Disabling Zynq caches
Disabling the cache may be an interesting option, at least during development, to force all load-store operations to cross the CPU boundary. When using the AXI simple bridge, the AXI bridge or even the SecBus HSM, it exposes much more memory accesses.
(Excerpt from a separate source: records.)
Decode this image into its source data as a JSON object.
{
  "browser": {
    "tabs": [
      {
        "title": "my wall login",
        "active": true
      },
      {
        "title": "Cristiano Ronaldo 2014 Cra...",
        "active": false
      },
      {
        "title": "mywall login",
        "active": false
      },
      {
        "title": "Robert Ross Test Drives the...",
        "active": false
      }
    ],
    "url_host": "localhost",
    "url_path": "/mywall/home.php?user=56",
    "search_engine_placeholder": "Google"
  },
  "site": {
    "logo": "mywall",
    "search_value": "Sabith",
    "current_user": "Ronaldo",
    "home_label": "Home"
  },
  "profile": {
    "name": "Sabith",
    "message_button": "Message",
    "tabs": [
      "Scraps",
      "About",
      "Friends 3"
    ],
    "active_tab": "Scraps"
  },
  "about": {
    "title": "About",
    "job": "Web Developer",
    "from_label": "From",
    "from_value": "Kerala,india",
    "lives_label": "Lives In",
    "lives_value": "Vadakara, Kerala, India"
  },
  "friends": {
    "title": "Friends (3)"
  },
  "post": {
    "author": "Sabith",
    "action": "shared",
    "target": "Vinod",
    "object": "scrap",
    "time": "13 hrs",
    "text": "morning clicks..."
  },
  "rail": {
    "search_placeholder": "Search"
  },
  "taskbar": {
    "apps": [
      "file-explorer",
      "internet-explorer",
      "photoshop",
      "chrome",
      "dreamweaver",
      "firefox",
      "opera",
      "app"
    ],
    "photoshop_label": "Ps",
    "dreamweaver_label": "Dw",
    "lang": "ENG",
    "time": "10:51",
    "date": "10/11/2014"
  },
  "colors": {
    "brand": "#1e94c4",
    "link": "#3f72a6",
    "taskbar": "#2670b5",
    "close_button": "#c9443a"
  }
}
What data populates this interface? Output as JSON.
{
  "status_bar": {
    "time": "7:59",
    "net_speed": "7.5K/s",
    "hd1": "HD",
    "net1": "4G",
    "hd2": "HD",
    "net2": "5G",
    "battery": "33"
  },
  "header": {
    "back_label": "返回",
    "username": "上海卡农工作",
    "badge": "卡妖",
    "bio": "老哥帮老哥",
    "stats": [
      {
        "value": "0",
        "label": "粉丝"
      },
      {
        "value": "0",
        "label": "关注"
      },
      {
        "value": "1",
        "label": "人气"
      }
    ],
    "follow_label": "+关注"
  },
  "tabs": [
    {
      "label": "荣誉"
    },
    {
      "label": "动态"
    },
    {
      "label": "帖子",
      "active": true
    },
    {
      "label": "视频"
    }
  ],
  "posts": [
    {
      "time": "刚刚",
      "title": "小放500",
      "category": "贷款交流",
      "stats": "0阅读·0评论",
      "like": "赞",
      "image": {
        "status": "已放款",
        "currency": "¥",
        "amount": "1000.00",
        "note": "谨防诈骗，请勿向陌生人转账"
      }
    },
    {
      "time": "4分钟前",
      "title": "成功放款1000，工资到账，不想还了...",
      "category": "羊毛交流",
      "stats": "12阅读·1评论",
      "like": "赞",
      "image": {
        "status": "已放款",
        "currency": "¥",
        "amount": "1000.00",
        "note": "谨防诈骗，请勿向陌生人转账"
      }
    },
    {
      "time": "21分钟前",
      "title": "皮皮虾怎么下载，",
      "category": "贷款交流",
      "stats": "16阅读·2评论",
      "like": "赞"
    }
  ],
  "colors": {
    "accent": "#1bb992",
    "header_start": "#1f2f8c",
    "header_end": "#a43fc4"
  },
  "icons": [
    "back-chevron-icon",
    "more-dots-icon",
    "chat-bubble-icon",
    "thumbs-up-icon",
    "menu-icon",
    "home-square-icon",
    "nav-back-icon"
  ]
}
There are probably other ways but this one works:
Modifying the Linux kernel to disable the caches
In your linux-xlnx
working copy create a new version of arch/arm/configs/xilinx_zynq_defconfig
and add some parameters to it:
cp arch/arm/configs/xilinx_zynq_defconfig arch/arm/configs/xilinx_zynq_nocache
cat <<! >> arch/arm/configs/xilinx_zynq_nocache
CONFIG_RELOCATABLE=y
CONFIG_CPU_ICACHE_DISABLE=y
CONFIG_CPU_DCACHE_DISABLE=y
!
Compile the Linux kernel:
$ export CROSS_COMPILE=arm-xilinx-linux-gnueabi-
$ make O=build-nocache ARCH=arm xilinx_zynq_nocache
$ make O=build-nocache ARCH=arm zImage
The kernel image is in build-nocache/arch/arm/boot/zImage
.
Removing the L2 cache from the device tree
The L2 cache must also be removed from the device tree by literally commenting out the following section from zynq-7000.dtsi
device tree source file:
/*
L2: cache-controller@f8f02000 {
compatible = "arm,pl310-cache";
reg = <0xF8F02000 0x1000>;
arm,data-latency = <3 2 2>;
arm,tag-latency = <2 2 2>;
cache-unified;
cache-level = <2>;
};
*/
Rebuild the device tree blob:
dtc -I dts -O dtb -o devicetree.dtb system.dts
Checking the CPU state
Once the Linux kernel has booted one can check the CPU state to verify whether the caches are in use or not. This can be done by looking at the content of the SCTRL
CPU register (using, for instance, a debugger through the JTAG port). Bits 12 and 2 of the SCTRL
CPU register indicate whether the instruction and data caches are enabled, respectively. If these two bits are cleared (0), then all instruction and data caches are disabled.